Setiap tahunnya, APR menggandeng fashion brand dalam negeri untuk mendukung penggunaan material berkelanjutan.

Melalui program pelatihan seperti Kelas Berbagi, APR dan API Riau membantu Usaha Kecil Menengah di bidang fashion dan desainer lokal untuk bersaing di pasar yang lebih besar.

Kedepannya, permintaan akan kerajinan khas Riau dan produk fashion berbahan rayon viscose akan meningkat. Hal ini membuka kesempatan bagi perempuan dan desainer muda di Riau untuk berkontribusi pada sumber penghasilan yang lebih berkelanjutan di Riau, Indonesia, bahkan dunia.

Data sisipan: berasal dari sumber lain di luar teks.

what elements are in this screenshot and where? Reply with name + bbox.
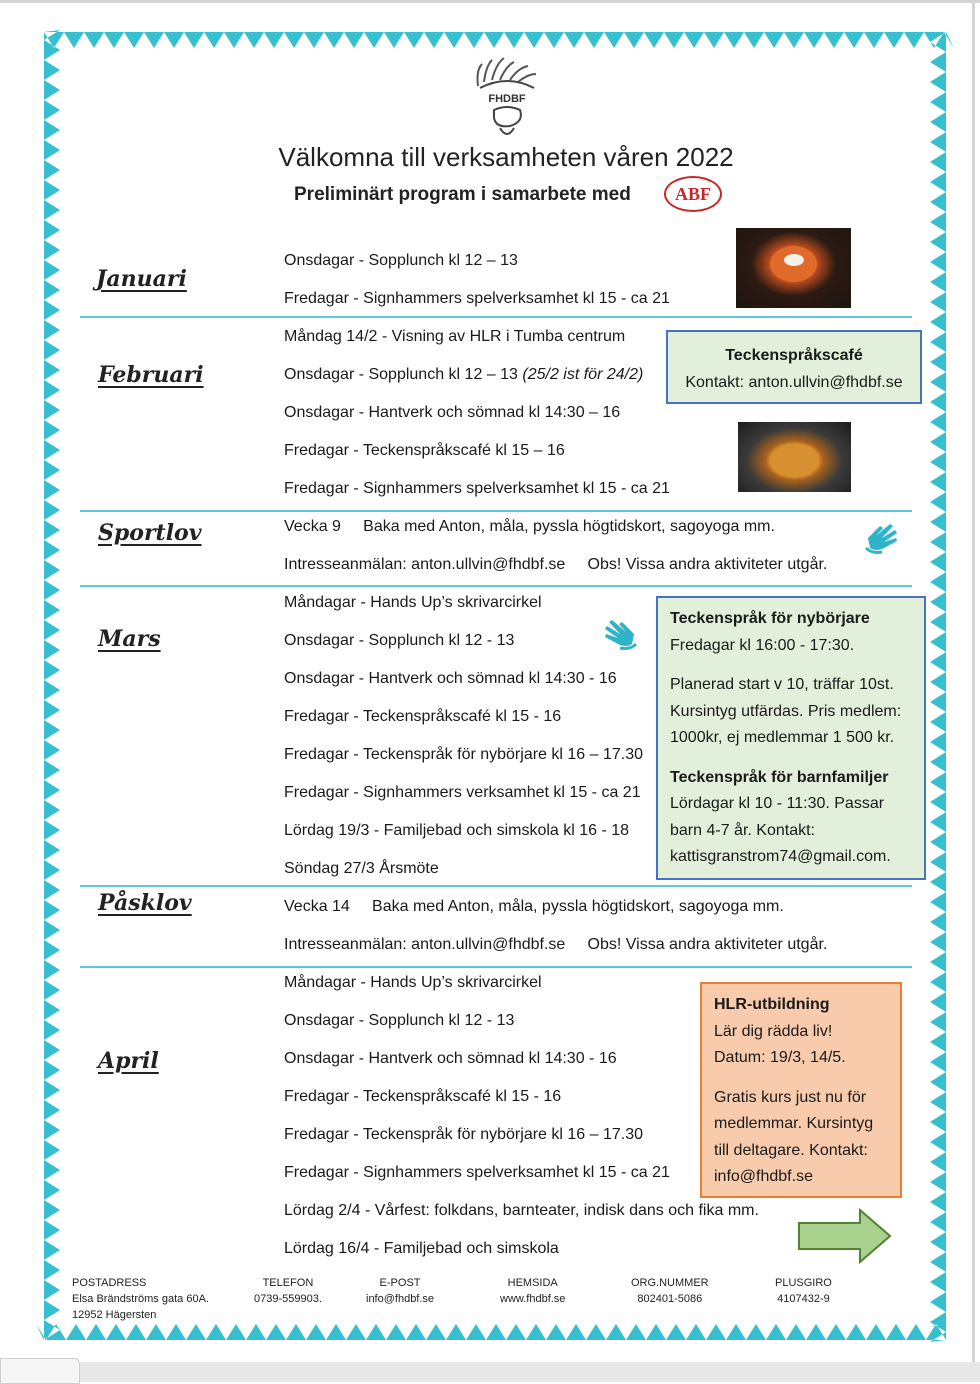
schedule-line: Fredagar - Teckenspråkscafé kl 15 - 16 <box>284 708 562 725</box>
page-title: Välkomna till verksamheten våren 2022 <box>278 142 734 172</box>
schedule-line: Fredagar - Signhammers spelverksamhet kl 15 - ca 21 <box>284 290 670 307</box>
footer-org-number <box>631 1275 709 1307</box>
box-text: Fredagar kl 16:00 - 17:30. <box>670 636 855 654</box>
section-divider <box>80 585 912 587</box>
sign-language-hand-icon <box>862 514 902 556</box>
schedule-line: Lördag 2/4 - Vårfest: folkdans, barnteater, indisk dans och fika mm. <box>284 1202 759 1219</box>
box-contact: Kontakt: anton.ullvin@fhdbf.se <box>685 374 903 391</box>
teckensprak-info-box <box>656 596 926 880</box>
month-label-pasklov: Påsklov <box>98 890 192 916</box>
footer-email <box>366 1275 434 1307</box>
box-title: Teckenspråk för barnfamiljer <box>670 768 889 786</box>
schedule-line: Onsdagar - Sopplunch kl 12 – 13 <box>284 252 518 269</box>
month-label-april: April <box>98 1048 159 1074</box>
schedule-line: Söndag 27/3 Årsmöte <box>284 860 439 877</box>
schedule-line: Intresseanmälan: anton.ullvin@fhdbf.se Obs! Vissa andra aktiviteter utgår. <box>284 936 828 953</box>
box-text: Lördagar kl 10 - 11:30. Passar <box>670 795 885 812</box>
month-label-sportlov: Sportlov <box>98 520 202 546</box>
logo-text: FHDBF <box>488 93 526 105</box>
footer-label: ORG.NUMMER <box>631 1277 709 1289</box>
schedule-line: Måndag 14/2 - Visning av HLR i Tumba centrum <box>284 328 626 345</box>
cake-photo <box>738 422 851 492</box>
box-text: 1000kr, ej medlemmar 1 500 kr. <box>670 729 895 746</box>
next-page-arrow-icon <box>798 1208 892 1264</box>
footer-phone <box>254 1275 322 1307</box>
schedule-line: Onsdagar - Sopplunch kl 12 - 13 <box>284 1012 515 1029</box>
schedule-line <box>284 366 643 384</box>
schedule-line: Vecka 14 Baka med Anton, måla, pyssla högtidskort, sagoyoga mm. <box>284 898 784 915</box>
schedule-line: Onsdagar - Hantverk och sömnad kl 14:30 - 16 <box>284 1050 617 1067</box>
month-label-januari: Januari <box>96 266 187 292</box>
schedule-line: Fredagar - Teckenspråk för nybörjare kl 16 – 17.30 <box>284 746 644 763</box>
box-text: till deltagare. Kontakt: <box>714 1141 868 1159</box>
footer-label: POSTADRESS <box>72 1277 147 1289</box>
sign-language-hand-icon <box>600 610 640 652</box>
box-text: Kursintyg utfärdas. Pris medlem: <box>670 702 902 720</box>
box-text: barn 4-7 år. Kontakt: <box>670 821 815 839</box>
schedule-line: Fredagar - Teckenspråkscafé kl 15 – 16 <box>284 442 565 459</box>
box-text: Gratis kurs just nu för <box>714 1088 867 1106</box>
footer-value: info@fhdbf.se <box>366 1293 435 1305</box>
footer-label: PLUSGIRO <box>775 1277 832 1289</box>
page-subtitle: Preliminärt program i samarbete med <box>294 184 631 205</box>
section-divider <box>80 510 912 512</box>
schedule-line: Fredagar - Teckenspråk för nybörjare kl 16 – 17.30 <box>284 1126 644 1143</box>
schedule-line: Fredagar - Signhammers verksamhet kl 15 - ca 21 <box>284 784 641 801</box>
section-divider <box>80 316 912 318</box>
box-text: Datum: 19/3, 14/5. <box>714 1049 846 1066</box>
abf-logo: ABF <box>664 176 722 212</box>
schedule-line: Onsdagar - Hantverk och sömnad kl 14:30 - 16 <box>284 670 617 687</box>
footer-value: www.fhdbf.se <box>500 1293 566 1305</box>
box-text: info@fhdbf.se <box>714 1168 813 1185</box>
box-text: Lär dig rädda liv! <box>714 1022 833 1040</box>
month-label-februari: Februari <box>98 362 204 388</box>
schedule-line: Onsdagar - Sopplunch kl 12 - 13 <box>284 632 515 649</box>
footer-label: TELEFON <box>262 1277 314 1289</box>
footer-value: Elsa Brändströms gata 60A. <box>72 1293 209 1305</box>
footer-plusgiro <box>775 1275 832 1307</box>
schedule-line: Lördag 16/4 - Familjebad och simskola <box>284 1240 559 1257</box>
box-title: Teckenspråkscafé <box>725 347 863 364</box>
box-text: Planerad start v 10, träffar 10st. <box>670 676 894 693</box>
schedule-line: Intresseanmälan: anton.ullvin@fhdbf.se Obs! Vissa andra aktiviteter utgår. <box>284 556 828 573</box>
schedule-line: Måndagar - Hands Up’s skrivarcirkel <box>284 974 542 991</box>
page-bottom-area <box>0 1362 980 1382</box>
schedule-line: Onsdagar - Hantverk och sömnad kl 14:30 – 16 <box>284 404 621 421</box>
schedule-line: Fredagar - Signhammers spelverksamhet kl 15 - ca 21 <box>284 1164 670 1181</box>
footer-address <box>72 1275 209 1323</box>
schedule-line: Måndagar - Hands Up’s skrivarcirkel <box>284 594 542 611</box>
window-corner-tab[interactable] <box>0 1358 80 1384</box>
schedule-line-main: Onsdagar - Sopplunch kl 12 – 13 <box>284 366 523 383</box>
hlr-utbildning-box <box>700 982 902 1198</box>
section-divider <box>80 966 912 968</box>
footer-website <box>500 1275 565 1307</box>
schedule-line: Lördag 19/3 - Familjebad och simskola kl 16 - 18 <box>284 822 630 839</box>
box-title: HLR-utbildning <box>714 996 830 1013</box>
footer-label: HEMSIDA <box>507 1277 558 1289</box>
footer-value: 802401-5086 <box>637 1293 703 1305</box>
month-label-mars: Mars <box>98 626 161 652</box>
footer-label: E-POST <box>379 1277 421 1289</box>
schedule-line-note: (25/2 ist för 24/2) <box>522 366 644 383</box>
box-text: kattisgranstrom74@gmail.com. <box>670 848 891 865</box>
footer-value: 0739-559903. <box>254 1293 322 1305</box>
teckensprakscafe-box <box>666 330 922 404</box>
fhdbf-logo <box>470 52 544 142</box>
soup-photo <box>736 228 851 308</box>
section-divider <box>80 885 912 887</box>
schedule-line: Fredagar - Signhammers spelverksamhet kl 15 - ca 21 <box>284 480 670 497</box>
box-text: medlemmar. Kursintyg <box>714 1115 874 1132</box>
schedule-line: Fredagar - Teckenspråkscafé kl 15 - 16 <box>284 1088 562 1105</box>
schedule-line: Vecka 9 Baka med Anton, måla, pyssla högtidskort, sagoyoga mm. <box>284 518 775 535</box>
footer-value: 12952 Hägersten <box>72 1309 157 1321</box>
footer-value: 4107432-9 <box>777 1293 830 1305</box>
box-title: Teckenspråk för nybörjare <box>670 610 870 627</box>
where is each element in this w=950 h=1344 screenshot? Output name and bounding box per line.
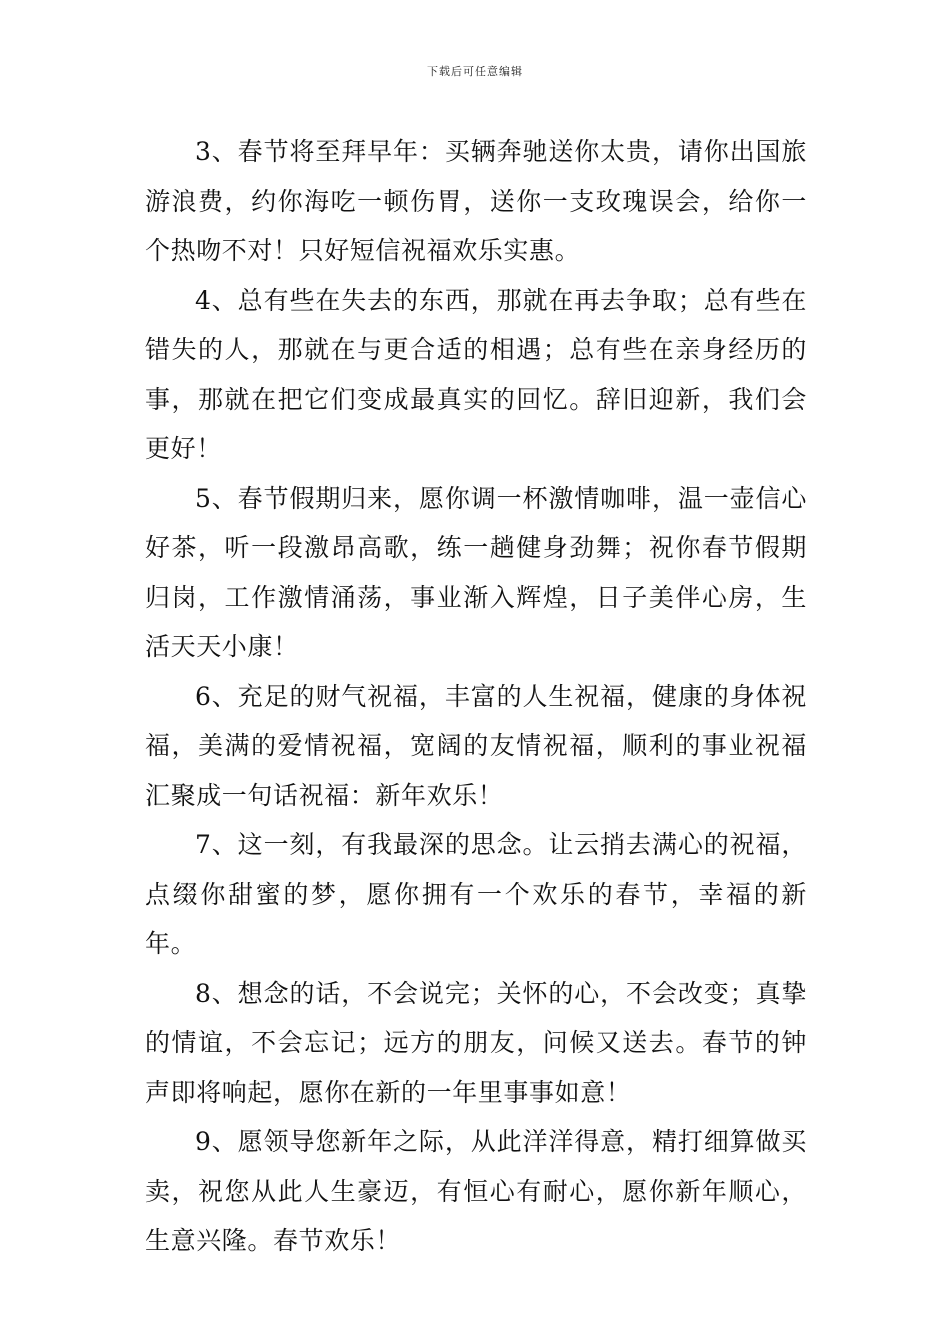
paragraph-4: 4、总有些在失去的东西，那就在再去争取；总有些在错失的人，那就在与更合适的相遇；总有些在亲身经历的事，那就在把它们变成最真实的回忆。辞旧迎新，我们会更好！ — [145, 285, 807, 463]
paragraph-8: 8、想念的话，不会说完；关怀的心，不会改变；真挚的情谊，不会忘记；远方的朋友，问候又送去。春节的钟声即将响起，愿你在新的一年里事事如意！ — [145, 978, 807, 1107]
paragraph-9: 9、愿领导您新年之际，从此洋洋得意，精打细算做买卖，祝您从此人生豪迈，有恒心有耐心，愿你新年顺心，生意兴隆。春节欢乐！ — [145, 1127, 807, 1255]
paragraph-7: 7、这一刻，有我最深的思念。让云捎去满心的祝福，点缀你甜蜜的梦，愿你拥有一个欢乐的春节，幸福的新年。 — [145, 830, 807, 958]
document-body — [145, 127, 807, 1266]
page-header: 下载后可任意编辑 — [427, 65, 523, 78]
paragraph-6: 6、充足的财气祝福，丰富的人生祝福，健康的身体祝福，美满的爱情祝福，宽阔的友情祝福，顺利的事业祝福汇聚成一句话祝福：新年欢乐！ — [145, 681, 807, 810]
paragraph-5: 5、春节假期归来，愿你调一杯激情咖啡，温一壶信心好茶，听一段激昂高歌，练一趟健身劲舞；祝你春节假期归岗，工作激情涌荡，事业渐入辉煌，日子美伴心房，生活天天小康！ — [145, 483, 807, 661]
paragraph-3: 3、春节将至拜早年：买辆奔驰送你太贵，请你出国旅游浪费，约你海吃一顿伤胃，送你一支玫瑰误会，给你一个热吻不对！只好短信祝福欢乐实惠。 — [145, 137, 807, 265]
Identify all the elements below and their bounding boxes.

Sejalan dengan target APR2030 untuk mengembangkan Riau menjadi pusat tekstil Indonesia, APR terus berupaya untuk menghubungkan bisnis lokal dengan pasar industri tekstil, serta mengadakan program pelatihan dan beasiswa untuk menambah keterampilan, pengalaman, serta lapangan pekerjaan.